Symbian quoted figures from Techno Systems
Research which show
growth from 50 to 65 per cent of all NTT DoCoMo’s 3G sales in 2007. Symbian
achieved this figure even though it is competing against a version of Linux.
That version of Linux comes from Montavista
and is not only specified by NTT DoCoMo but the operator has invested
in Montavista, too.
So Symbian has already showed it can
survive competition from Linux. Furthermore, it has beaten off the might of Microsoft which also supplies
DoCoMo in the shape of devices supplied by HTC.
What’s more, versions of mobile Linux will
inevitably go the same way as Java which originally promised ‘write once, run
anywhere’. Today we have multiple flavours of multiple Java. I’ll give you a good example.
Cliq’s Pascal Grieson proudly informed me that his company’s mobile Java applet - which runs on around 80 per cent of handsets -
had been successfully tested against three different version of Java MIDP. So
Java definitely hasn’t brought uniformity.

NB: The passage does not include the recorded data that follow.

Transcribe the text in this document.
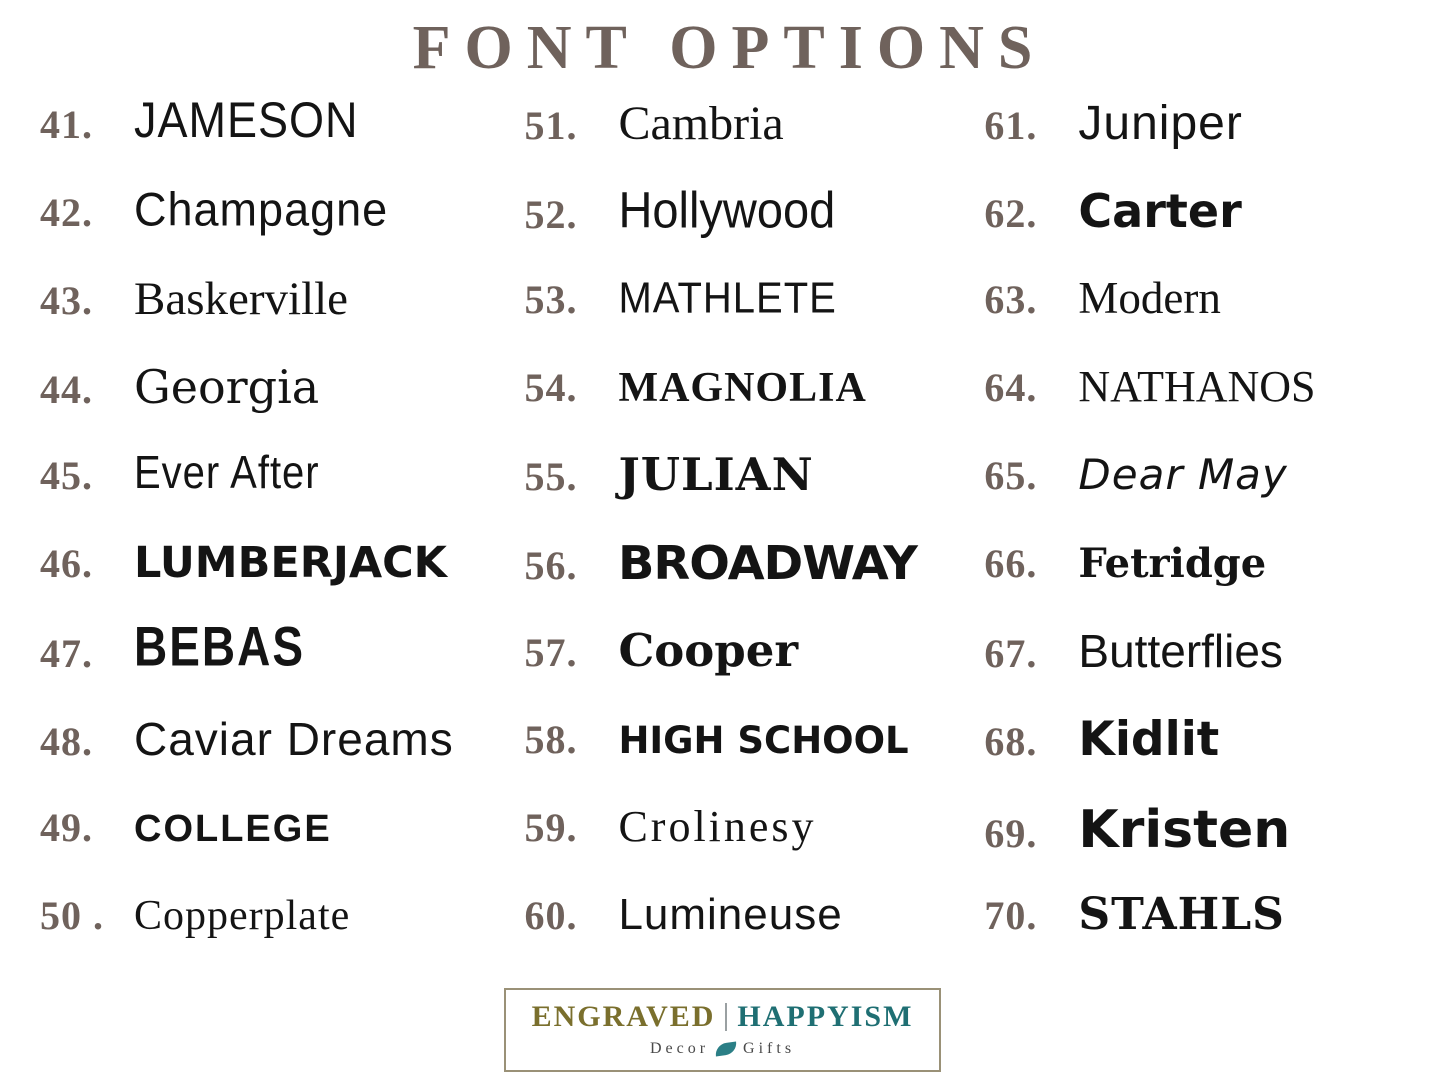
FONT OPTIONS
41. JAMESON
42. Champagne
43. Baskerville
44. Georgia
45.	Ever After
46. LUMBERJACK
47. BEBAS
48. Caviar Dreams
49.	COLLEGE
50 . Copperplate
51. Cambria
52. Hollywood
53.	MATHLETE
54. MAGNOLIA
55. JULIAN
56. BROADWAY
57. Cooper
58.	HIGH SCHOOL
59. Crolinesy
60. Lumineuse
61. Juniper
62. Carter
63. Modern
64. NATHANOS
65. Dear May
66.	Fetridge
67. Butterflies
68. Kidlit
69. Kristen
70. STAHLS
ENGRAVED HAPPYISM
Decor Gifts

There are already signs that the web 2.0 itself isn’t as powerful as its supporters
think. Reports have surfaced that some web designers are setting out to make
their sites optimised for the Apple iPhone.
That’s a very strange concept indeed since the iPhone claims to bring the internet to
the mobile phone rather than the other way around.
I’m not suggesting an initiative like Android will fail entirely. I just think it
will take a long time to make an impact.